Sunday, November 06, 2005

To Tell Or Not To Tell

Those who know me personally know that I am an athiest, and this in fact is true. I find it surprising how so many educated poeple still believe that there is God. But this is not the issue I want to debate now, and to avoid coflict, I respect their wish by making the 'G' capital in the word God. But there is something I have been unable to decide since long time.

My parents believe in God. They taught me a lot about God, our religion, the rites and the rituals. But over time, I grew up and realized the truth (Atleast I believe that its the truth) that there is no God. Since then, I have taken part in the religious ceremonies only for their pleasure. But I don't mind it much as being a Hindu doesn't bind one with much to do. Had I been a Muslim or Christian, I would have to go to Mosques/Churches ever so often against my wish that I would have start planning for a revolt. But for me, thankfully, it translates to a couple of Pujas in the whole year, and a few days in which I am not allowed to eat non-vegetarian food.

I don't care if my wife would be religious or an infidel like me. But anyway, for the sake of compatibility, I would prefer her to be a Hindu by birth. I am sure we would be able to find a middle path if conflicts arise. But what has been bothering me for a while is that what will I be telling my children about God. Should I tell them there is no God, or adopt the same technique used by my parents. If I choose the latter, I run the risk of being a hypocrite as I don't practise what I plan to preach. But for children's point of view, the former should be avoided.

This is because in many places, it becomes very easy for parents to answer questions if we take the help of God. Be it a question like where people go after dying or how children are born, it is very convenient to use God as a solution and many times plead ignorance by saying that we are still very small and unable to understand the working of God. Many a times, the hope that God is there keeps us going and it is essential that we encourage our children to move ahead. Though I want my children to realize the truth as I did about God, I am still unsure how to go about explaining them about God in their early childhood. Things would be easier if my wife turned out to be a religious person, but my greatest fear is that she might as well turn out to be one like me. I may be one of the very few athiest who want a theist as a wife.
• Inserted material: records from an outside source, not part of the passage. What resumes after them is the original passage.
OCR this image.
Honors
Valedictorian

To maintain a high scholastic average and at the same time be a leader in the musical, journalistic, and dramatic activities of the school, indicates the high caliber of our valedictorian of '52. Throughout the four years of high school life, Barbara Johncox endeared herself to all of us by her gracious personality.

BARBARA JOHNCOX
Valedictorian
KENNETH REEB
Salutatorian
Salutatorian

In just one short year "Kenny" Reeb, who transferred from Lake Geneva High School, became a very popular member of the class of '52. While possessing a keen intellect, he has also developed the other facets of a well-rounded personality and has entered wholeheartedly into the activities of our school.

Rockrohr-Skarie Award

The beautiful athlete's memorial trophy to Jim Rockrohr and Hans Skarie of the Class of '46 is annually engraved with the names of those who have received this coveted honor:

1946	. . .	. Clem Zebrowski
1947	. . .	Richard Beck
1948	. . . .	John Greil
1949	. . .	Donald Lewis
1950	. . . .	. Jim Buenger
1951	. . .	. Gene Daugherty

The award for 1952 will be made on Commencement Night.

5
Can anyone help me with this?


Jay said...

I personally think it is important to let the kids build their own opinions on religion. When they are young they should learn the basics of whatever religion their parents belong to, after that they will pretty much keep along the same track or modify their opinions.
I also do not believe in God. Not because I have undergone a lot of hardships without any help from God or because I was indoctrinated that way by someone. It just sort of happened.

noopi said...
This comment has been removed by the author.
noopi said...

"just corrected some typos"

my office mate here in Cornell is a very nice person, very intelligent and philosophical with a befitting name: Manish... a mechy from KGP, my senior.
He is also an atheist. Non religion-ist.
Once I gave him a book to read, which I strongly recommend you, its not a religious book, just evolution of philosophy since ages : Sophie's world. After reading it slowly but faithfully, one chapter everyday, he said.
"To my kids, I'll give this book along with Bible, Koran, Gita and my views, so that they can come up with what they like"
read the book and tell me what you think!

Ambuj Saxena said...


I surely will. Have added it to my reading list. BTW, how do you happen to chance upon this post for ages ago?